Wednesday, June 15, 2016

My heart is heavy.  It is full of weight.  It is full of burden.  Burden for others and burden for myself.

I am saddened by the hatred, selfishness, inconsiderate behavior of others.  I am sad for those that have lost something so dear to them.  The overwhelming sense of loss for me is in no way even close to that of those whose family, loved ones and friends were lost in Orlando on Sunday.  The person that decided, planned, and carried out atrocities on innocent persons was sick.  He was psycho, mentally unstable, NOT human.

Humanity is all of us at some point, on some level.  Crazy is what kills.  Wounded, hurting is what drives others to lash out.  Frustration, conflict, lack of peace is what pushes us to act in a manner that is not kind, understanding, or even humane.  SELFISHNESS is what interferes with true love.  Lack of consequence is what perpetuates bad behavior.  Crazy is what kills.

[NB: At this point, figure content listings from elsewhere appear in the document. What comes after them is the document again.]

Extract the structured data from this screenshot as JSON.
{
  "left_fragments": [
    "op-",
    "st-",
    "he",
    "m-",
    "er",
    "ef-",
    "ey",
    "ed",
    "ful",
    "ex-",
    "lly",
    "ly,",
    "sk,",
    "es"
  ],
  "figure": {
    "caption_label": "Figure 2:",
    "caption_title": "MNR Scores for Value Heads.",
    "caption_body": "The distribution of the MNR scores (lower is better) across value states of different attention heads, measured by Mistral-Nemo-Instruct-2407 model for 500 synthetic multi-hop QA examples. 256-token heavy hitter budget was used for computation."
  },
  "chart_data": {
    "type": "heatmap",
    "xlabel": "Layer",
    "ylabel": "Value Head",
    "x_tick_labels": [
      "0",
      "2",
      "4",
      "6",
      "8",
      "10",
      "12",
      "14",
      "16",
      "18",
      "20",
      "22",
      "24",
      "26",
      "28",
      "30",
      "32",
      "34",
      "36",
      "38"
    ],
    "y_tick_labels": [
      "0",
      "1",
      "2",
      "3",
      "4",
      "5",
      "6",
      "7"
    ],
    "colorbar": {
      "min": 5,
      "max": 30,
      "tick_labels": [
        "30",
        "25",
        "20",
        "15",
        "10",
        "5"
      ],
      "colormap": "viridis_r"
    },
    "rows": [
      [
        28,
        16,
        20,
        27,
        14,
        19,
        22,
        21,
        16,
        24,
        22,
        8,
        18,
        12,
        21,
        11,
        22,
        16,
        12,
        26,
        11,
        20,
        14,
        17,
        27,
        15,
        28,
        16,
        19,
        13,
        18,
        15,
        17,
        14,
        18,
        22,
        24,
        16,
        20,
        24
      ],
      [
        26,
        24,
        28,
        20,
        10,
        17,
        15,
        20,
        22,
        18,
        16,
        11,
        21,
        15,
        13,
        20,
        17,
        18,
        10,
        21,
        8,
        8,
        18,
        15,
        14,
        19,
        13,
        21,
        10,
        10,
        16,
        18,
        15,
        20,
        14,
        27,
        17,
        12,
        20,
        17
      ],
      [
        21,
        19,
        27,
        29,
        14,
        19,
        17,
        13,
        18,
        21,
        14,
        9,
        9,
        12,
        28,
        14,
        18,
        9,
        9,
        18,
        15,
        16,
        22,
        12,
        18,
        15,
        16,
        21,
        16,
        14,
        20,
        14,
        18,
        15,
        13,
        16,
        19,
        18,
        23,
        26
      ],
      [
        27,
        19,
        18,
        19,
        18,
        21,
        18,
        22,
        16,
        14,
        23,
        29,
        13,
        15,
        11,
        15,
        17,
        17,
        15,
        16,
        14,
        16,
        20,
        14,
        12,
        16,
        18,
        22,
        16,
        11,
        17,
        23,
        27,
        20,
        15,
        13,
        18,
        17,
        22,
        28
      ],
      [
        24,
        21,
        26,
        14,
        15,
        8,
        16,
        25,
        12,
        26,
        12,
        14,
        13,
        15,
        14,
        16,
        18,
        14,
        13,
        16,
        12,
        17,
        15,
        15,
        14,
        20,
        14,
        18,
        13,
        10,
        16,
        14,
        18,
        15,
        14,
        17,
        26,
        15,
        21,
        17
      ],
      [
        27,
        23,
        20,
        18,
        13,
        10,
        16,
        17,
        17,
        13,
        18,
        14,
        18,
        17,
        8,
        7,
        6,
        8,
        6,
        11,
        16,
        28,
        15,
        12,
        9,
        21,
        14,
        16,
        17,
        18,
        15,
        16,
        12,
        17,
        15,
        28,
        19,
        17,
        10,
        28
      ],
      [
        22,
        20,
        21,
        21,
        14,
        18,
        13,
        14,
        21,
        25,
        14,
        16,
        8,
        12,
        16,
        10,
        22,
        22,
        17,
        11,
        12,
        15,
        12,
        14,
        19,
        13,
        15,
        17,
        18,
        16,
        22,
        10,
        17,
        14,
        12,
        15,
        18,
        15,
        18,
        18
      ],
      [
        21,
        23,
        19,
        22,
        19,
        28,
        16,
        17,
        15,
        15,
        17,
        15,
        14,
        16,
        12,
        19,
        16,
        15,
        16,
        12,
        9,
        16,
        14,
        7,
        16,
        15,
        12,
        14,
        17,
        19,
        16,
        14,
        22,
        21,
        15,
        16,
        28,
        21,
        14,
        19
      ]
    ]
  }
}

How does the brain and conscience get disconnected to the point of cold blooded murder?  What evil lurks and infests the psyche to the depth of destruction.  What feeling propelled him to purchase, plan, and promote himself to life-taker.  How did a thought turn into a fantasy?  How did he get so far off base?

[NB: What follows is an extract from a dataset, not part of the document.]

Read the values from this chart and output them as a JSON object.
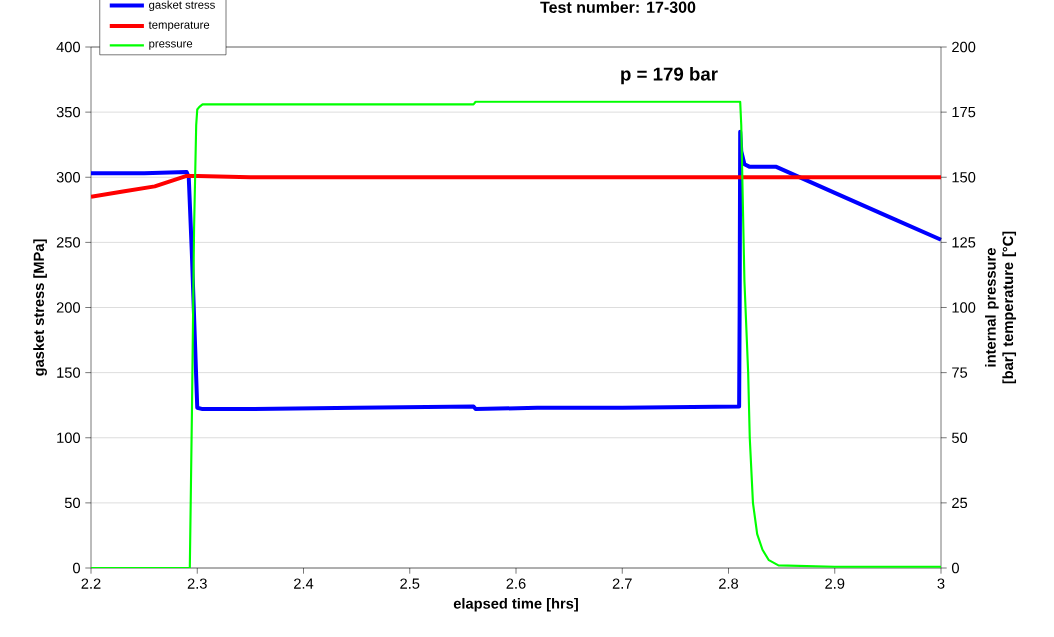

The questions:  What did it feel like to be trapped in there?  What was it like to be shot at and hit?  What were they thinking as they lay there suffering?  Who had the thought to ambush the terrorist?  Why couldn't they ban together and overtake him?  God I pray for those moments that people were in total fear, shock, pain.  I pray for those moments to be redeemed.  I pray for those moments to enable those of us left behind to be intentional about loving others.  For every person that suffered may I show love to 1 person.  For every person that perished, may I speak life to someone defeated. For every family that is missing a loved one, may I cherish one member of my family and tell them how much they are loved.

Many are unlovable.  That's why I need Jesus.  I need to be taught to love.  I need to love as He loves.
Give me your eyes Jesus.  Give me your compassion Jesus.  Give me your eyes to see those who needs your love.  I need strength to be able to do this.  I need understanding.  I need to practice love.